Deutlich wird daran etwas, was Laien eher überrascht: "Der Orgelbau ist der Mode unterworfen. Mancherorts werden Orgeln alle 50 Jahre durch Neubauten ersetzt oder umgebaut." Wehrle meint, viele Orgeln, die man in den 1980er-Jahren noch zerstört habe, wünsche man sich heute zurück. Ihm zufolge ist es kein Problem, verschiedene Stilepochen in einer Orgel zu vereinen. "Aber das ist oft nicht gewollt. Momentan sind ästhetisch geglättete, reine Stilorgeln in", etwa die mitteldeutsche Barockorgel.

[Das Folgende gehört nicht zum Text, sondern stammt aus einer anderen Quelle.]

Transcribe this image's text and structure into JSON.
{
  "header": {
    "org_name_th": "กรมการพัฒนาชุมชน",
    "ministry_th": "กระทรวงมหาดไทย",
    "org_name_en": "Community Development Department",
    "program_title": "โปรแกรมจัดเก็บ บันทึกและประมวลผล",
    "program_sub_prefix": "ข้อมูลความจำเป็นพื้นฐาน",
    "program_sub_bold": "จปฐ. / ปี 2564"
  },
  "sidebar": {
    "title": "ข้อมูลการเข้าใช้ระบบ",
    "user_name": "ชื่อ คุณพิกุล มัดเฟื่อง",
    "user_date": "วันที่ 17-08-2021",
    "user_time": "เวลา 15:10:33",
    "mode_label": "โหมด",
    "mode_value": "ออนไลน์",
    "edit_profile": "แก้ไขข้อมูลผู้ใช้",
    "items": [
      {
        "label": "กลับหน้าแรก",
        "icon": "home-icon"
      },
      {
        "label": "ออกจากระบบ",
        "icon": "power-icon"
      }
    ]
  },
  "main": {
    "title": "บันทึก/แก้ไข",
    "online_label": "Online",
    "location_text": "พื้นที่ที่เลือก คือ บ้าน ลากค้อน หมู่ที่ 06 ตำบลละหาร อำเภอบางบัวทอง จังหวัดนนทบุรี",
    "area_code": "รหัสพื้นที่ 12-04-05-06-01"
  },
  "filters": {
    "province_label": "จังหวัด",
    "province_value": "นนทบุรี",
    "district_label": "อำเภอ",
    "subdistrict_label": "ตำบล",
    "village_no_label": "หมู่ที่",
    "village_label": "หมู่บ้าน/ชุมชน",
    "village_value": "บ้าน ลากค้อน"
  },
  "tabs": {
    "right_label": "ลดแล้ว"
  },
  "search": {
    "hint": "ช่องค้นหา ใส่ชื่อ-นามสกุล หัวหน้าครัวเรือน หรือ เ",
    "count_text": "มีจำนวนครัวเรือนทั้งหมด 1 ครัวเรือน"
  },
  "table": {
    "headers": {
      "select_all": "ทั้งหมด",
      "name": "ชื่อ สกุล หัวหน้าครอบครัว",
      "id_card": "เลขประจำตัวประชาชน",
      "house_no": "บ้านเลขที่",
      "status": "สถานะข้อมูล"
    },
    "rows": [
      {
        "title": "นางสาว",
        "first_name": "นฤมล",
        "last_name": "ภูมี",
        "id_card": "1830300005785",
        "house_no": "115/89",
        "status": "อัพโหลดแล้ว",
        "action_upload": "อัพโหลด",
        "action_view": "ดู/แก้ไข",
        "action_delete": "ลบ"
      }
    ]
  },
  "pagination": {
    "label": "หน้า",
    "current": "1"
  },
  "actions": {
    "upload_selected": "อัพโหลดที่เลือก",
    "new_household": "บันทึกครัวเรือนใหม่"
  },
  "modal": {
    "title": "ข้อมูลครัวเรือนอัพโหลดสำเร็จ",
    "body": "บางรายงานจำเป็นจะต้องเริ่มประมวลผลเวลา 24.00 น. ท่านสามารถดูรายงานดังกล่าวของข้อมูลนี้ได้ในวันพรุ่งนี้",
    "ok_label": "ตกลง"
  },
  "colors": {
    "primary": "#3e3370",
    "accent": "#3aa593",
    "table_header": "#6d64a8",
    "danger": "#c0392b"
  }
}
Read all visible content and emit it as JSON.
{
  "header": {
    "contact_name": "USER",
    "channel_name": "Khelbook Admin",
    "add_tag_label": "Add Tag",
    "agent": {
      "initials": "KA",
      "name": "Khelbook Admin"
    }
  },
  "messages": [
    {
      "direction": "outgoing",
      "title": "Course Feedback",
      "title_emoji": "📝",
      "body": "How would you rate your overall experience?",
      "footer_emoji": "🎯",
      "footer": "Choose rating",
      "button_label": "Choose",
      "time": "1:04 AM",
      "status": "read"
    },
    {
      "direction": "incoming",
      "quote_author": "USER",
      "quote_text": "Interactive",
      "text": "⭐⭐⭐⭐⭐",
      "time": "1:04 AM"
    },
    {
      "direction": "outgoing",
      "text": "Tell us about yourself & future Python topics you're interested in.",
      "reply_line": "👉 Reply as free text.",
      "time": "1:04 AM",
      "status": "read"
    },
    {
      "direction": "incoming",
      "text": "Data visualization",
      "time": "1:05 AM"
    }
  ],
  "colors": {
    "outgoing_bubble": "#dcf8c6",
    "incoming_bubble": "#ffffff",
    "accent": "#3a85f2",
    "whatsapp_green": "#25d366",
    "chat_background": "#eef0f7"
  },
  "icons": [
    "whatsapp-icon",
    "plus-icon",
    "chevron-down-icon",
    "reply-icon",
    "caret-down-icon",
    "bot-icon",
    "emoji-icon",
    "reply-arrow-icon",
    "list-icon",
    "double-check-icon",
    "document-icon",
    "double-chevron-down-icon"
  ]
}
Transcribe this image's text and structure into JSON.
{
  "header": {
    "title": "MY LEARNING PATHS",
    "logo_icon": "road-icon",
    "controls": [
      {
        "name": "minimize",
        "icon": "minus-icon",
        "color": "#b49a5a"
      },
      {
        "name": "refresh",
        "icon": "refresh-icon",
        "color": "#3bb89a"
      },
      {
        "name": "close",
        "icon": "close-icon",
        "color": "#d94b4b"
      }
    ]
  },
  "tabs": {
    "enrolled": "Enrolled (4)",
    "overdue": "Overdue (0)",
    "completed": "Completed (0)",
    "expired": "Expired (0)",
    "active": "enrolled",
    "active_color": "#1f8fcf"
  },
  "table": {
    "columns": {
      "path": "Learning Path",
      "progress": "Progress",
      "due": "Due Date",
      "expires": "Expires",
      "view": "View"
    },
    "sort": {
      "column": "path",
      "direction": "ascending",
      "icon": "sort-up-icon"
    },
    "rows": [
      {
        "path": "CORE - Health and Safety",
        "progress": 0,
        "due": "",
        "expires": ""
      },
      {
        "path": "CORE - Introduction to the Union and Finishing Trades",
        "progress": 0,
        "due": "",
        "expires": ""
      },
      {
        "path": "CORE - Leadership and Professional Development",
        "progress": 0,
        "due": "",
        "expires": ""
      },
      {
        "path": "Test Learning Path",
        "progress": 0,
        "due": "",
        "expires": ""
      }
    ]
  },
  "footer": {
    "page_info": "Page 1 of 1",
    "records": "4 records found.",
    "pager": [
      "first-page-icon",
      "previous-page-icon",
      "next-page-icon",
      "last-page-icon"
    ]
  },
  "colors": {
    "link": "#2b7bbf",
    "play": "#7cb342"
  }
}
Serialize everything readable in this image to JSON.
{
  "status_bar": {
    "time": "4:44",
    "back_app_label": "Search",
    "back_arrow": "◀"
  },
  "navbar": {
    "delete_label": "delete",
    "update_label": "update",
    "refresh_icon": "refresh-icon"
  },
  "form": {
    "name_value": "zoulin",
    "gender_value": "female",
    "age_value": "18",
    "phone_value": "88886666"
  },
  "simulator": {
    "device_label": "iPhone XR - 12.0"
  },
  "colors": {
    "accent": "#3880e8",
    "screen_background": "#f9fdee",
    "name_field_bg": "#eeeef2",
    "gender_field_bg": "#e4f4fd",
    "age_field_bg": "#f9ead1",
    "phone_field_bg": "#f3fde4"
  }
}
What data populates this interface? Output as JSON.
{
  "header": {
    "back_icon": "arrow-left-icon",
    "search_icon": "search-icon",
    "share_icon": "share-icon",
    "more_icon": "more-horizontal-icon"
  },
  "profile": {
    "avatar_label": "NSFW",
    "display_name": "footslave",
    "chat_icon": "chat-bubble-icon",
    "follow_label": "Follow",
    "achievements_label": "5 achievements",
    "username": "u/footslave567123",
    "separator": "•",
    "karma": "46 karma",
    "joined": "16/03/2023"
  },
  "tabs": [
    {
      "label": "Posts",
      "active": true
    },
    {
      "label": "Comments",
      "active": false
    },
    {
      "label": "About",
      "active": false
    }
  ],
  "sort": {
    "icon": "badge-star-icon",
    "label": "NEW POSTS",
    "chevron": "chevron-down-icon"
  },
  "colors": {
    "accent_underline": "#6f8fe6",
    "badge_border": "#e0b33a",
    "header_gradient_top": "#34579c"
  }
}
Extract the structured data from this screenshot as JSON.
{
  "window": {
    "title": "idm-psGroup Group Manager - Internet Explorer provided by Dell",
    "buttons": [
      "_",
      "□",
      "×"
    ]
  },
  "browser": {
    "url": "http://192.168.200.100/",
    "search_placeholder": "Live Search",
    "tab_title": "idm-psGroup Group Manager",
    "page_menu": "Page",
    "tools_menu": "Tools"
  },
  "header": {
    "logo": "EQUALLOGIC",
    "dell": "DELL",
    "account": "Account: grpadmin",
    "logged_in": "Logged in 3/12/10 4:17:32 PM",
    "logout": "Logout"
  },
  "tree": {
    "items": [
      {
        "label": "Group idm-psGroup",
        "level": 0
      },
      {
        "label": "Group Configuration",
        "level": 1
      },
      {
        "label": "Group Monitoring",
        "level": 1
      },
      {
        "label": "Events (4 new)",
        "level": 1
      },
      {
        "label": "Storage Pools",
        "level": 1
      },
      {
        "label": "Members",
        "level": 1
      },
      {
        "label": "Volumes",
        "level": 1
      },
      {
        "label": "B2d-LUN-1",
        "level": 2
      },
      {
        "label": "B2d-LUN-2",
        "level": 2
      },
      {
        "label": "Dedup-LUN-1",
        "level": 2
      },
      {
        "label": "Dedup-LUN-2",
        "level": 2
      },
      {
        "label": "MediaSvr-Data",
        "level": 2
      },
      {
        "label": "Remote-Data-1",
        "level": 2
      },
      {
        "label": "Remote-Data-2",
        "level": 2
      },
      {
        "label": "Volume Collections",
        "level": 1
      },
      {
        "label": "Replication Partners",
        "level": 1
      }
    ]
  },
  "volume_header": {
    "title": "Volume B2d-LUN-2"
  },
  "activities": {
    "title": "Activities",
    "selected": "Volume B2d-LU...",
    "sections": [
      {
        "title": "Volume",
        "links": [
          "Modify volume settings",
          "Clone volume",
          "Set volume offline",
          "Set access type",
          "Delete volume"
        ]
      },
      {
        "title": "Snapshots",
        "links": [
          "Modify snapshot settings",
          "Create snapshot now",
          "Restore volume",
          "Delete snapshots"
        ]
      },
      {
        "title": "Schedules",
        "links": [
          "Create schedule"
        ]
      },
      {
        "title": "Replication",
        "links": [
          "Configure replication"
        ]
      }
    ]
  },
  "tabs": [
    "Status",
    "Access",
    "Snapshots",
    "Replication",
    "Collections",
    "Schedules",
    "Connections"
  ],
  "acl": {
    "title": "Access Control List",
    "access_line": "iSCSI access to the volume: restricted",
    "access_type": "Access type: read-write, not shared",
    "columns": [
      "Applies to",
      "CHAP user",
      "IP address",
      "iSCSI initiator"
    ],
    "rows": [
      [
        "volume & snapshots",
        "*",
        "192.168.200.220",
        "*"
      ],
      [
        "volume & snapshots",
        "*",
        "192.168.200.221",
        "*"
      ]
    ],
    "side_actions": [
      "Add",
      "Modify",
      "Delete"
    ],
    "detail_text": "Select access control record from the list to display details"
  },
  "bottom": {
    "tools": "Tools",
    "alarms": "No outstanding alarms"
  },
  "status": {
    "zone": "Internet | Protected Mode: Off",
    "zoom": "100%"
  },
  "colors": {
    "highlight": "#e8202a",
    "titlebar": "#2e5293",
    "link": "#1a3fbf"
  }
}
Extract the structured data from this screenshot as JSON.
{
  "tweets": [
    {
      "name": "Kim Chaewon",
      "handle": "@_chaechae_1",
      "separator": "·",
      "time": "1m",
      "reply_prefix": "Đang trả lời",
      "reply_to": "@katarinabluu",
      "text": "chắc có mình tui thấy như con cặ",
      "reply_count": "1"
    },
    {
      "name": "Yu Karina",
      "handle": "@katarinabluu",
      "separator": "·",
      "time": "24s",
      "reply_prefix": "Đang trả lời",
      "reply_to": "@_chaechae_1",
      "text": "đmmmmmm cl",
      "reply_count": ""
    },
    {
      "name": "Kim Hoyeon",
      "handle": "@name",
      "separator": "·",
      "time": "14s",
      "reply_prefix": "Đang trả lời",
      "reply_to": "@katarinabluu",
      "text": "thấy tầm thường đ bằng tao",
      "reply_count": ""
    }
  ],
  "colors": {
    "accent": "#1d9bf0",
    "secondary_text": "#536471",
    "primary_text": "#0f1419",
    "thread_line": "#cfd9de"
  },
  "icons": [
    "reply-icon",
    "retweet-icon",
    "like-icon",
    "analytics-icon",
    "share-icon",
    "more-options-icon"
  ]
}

Ausschlaggebend sei letztendlich der Geschmack der Orgelsachverständigen und Organisten vor Ort.

Durchaus reizvolle Einzelklangfarben

Ein Freipfeifenprospekt wie in St. Märgen sei typisch für die Nachkriegszeit. "Er passt meines Erachtens sehr gut in diese Kirche, da er die barocke Raumform abstrakt aufgreift und übersetzt", findet Wehrle. Für ihn ist die St. Märgener Orgel "ein stimmiges Gesamtkunstwerk". Sie habe durchaus reizvolle Einzelklangfarben, etwa die Schalmei, Weidenpfeife oder die Flöten. "Es sind schon auch romantische Register drin. Wagt man sich von den üblichen Registriergewohnheiten weg, kann man subtile klangliche Schönheiten entdecken." Sie sei "für das Experimentieren" gebaut, für "die Mischung der Klangfarben aus den verschiedenen Manualen". Wehrle: "Die Orgel ist eine Gestalt gewordene Suche nach dem Orgelklang der Zukunft aus damaliger Perspektive."

Die Technik der Orgel ist ebenfalls Kind ihrer Zeit. Die Verbindung von den Tasten zu den Pfeifenventilen (Traktur) erfolgt mechanisch. Diese Konstruktion war für Barockorgeln selbstverständlich und wurde erst nach 1945 wieder aufgegriffen. Bis dahin war viel handwerkliches Können verloren gegangen, weshalb diese Instrumente "oft schwergängig und nicht sehr sensibel zu spielen sind", so Wehrle. Auch die St. Märgener Orgel "klackert ganz schön". Das müsse aber kein Nachteil sein. "Man muss halt Kraft haben in der Hand." Die Windladen, Standort der Pfeifen, stehen im Gehäuse auf extra Metallträgern. "Eigentlich ist das sichtbare Gehäuse nur als Attrappe herumgebaut", erklärt Götz. Typisch für jene Zeit diene der Kasten als Fassade, nicht zur Bündelung des Klangs. "In manchen Kirchen kann das ein Nachteil sein", so Wehrle, nicht aber in der guten Akustik von St. Märgen: "Die Orgel strahlt gut in die Kirche ab, sie schluckt die Töne nicht."

In St. Märgen gab es vor der Walcker-Orgel mindestens zwei Vorgänger-Instrumente. 1776/77 wurde eine Orgel von Johann Andreas Silbermann aus Straßburg eingebaut und von Klosterbildhauer Matthias Faller verziert. Das Instrument fiel dem Kirchenbrand von 1907 zum Opfer. Ersatz kam von der Firma Koulen aus Oppenau, laut Wehrle "einem der besten Intonateure des spätromantischen Orgelbaus" und Schöpfer bedeutender Orgelwerke wie im Augsburger Dom oder Straßburger Münster. Im November 1967 fand die Einweihung der heutigen Walcker-Orgel statt. Vom Freiburger Domkapellmeister Franz Stemmer wurde sie bei der Abnahme als "großartig" bezeichnet.